We need a properly revisionist history of our discipline.

*Some links: Free Speech Movement: Do Not Fold, Bend, Mutilate or Spindle, "Do Not Fold, Bend, Mutilate or Spindle": A Cultural History of the Punch Card.


  1. Hi Bill,

    I wrote my dissertation on this, though it looked at machine translation from the perspectives of media theory and translation theory.


    I'm refashioning the diss into a book now, portions of which aim for the revisionism you seek -- though my objective isn't to reclaim the history for DH, just for H.

    Other scholars working through this history at present focus on the American context -- perhaps less reclaimable for DH than machine translation histories outside the US.

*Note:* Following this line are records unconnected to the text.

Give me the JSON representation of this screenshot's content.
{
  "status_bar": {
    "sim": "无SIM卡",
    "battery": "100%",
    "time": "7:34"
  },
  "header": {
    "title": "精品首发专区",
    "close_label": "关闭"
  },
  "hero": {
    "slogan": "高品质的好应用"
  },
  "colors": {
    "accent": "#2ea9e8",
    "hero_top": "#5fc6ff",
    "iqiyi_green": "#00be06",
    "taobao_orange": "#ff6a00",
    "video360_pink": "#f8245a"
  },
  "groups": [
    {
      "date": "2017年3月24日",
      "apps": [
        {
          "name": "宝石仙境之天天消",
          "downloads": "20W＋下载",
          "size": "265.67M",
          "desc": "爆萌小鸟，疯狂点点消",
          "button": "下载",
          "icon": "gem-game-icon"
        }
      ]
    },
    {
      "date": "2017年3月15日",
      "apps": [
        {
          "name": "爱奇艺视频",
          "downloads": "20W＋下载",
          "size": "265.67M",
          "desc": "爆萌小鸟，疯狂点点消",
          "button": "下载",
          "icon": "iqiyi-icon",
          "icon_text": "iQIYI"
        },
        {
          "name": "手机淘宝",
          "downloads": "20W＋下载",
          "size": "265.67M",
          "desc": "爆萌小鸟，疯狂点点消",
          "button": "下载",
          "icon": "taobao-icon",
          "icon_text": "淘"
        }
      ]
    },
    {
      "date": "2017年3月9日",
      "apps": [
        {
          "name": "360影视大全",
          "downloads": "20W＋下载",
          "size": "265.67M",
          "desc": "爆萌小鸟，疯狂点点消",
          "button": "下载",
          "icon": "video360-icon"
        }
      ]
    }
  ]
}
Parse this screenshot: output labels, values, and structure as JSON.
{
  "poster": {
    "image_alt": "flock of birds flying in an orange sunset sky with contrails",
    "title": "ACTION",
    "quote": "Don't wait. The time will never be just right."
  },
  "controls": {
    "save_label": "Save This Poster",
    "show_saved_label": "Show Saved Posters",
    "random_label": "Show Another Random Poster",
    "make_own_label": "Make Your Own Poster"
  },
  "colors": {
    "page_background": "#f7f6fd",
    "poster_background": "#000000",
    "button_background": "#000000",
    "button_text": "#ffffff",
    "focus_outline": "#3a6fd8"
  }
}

    It's fascinating stuff, glad you're priming the pump for this!

  2. Hi Christine,

    I studied computational linguistics with David Hays while getting my degree in English. Have you seen the paper we wrote back in 1976, "Computational Linguistics and the Humanist"? You can download it here:

  3. I just downloaded your dis, Christine, and took a look. David Hays is the one who brought Martin Kay to the USA to work with him at the RAND Corporation's MT project. He was part of the committee that wrote the ALPAC report and, seeing the writing on the wall, coined the term "computational linguistics" as the new name for the discipline, which he knew would suffer a bad hit when that report came out.

  4. Thanks for the link and details! I realize I'd read about David Hays in Hutchins' book on MT pioneers (the bio was written by Martin Kay). And I've been trying to track down some of the MT reports from those years from Rand -- but now I realize many were written by Hays.

    1. The RAND reports should be availble from RAND; they're listed online, though they probably charge an arm and a leg for them.

      I've written a Wikipedia entry on Hays that says a bit about what he did once he'd left RAND in 1969. While he remained in touch with the MT world, he no longer worked on MT. He worked on semantics into the 80s and then turned to broader interests in culture, including ballet and the evolution of technology.

      Hays also knew Margaret Masterman, and even had an off-white sweater she'd knitted for him. Here's a post on connections between Hays, Masterman, and Kay. Here's a post with a section on about working with Hays on the American Journal of Computational Linguistics.

      Hays died before SMT really took off, but I suspect his views would be similar to those voiced by Kay in the passages quoted at the end of this Language Log post by Mark Liberman, which is generally about the statistics vs. structure issue.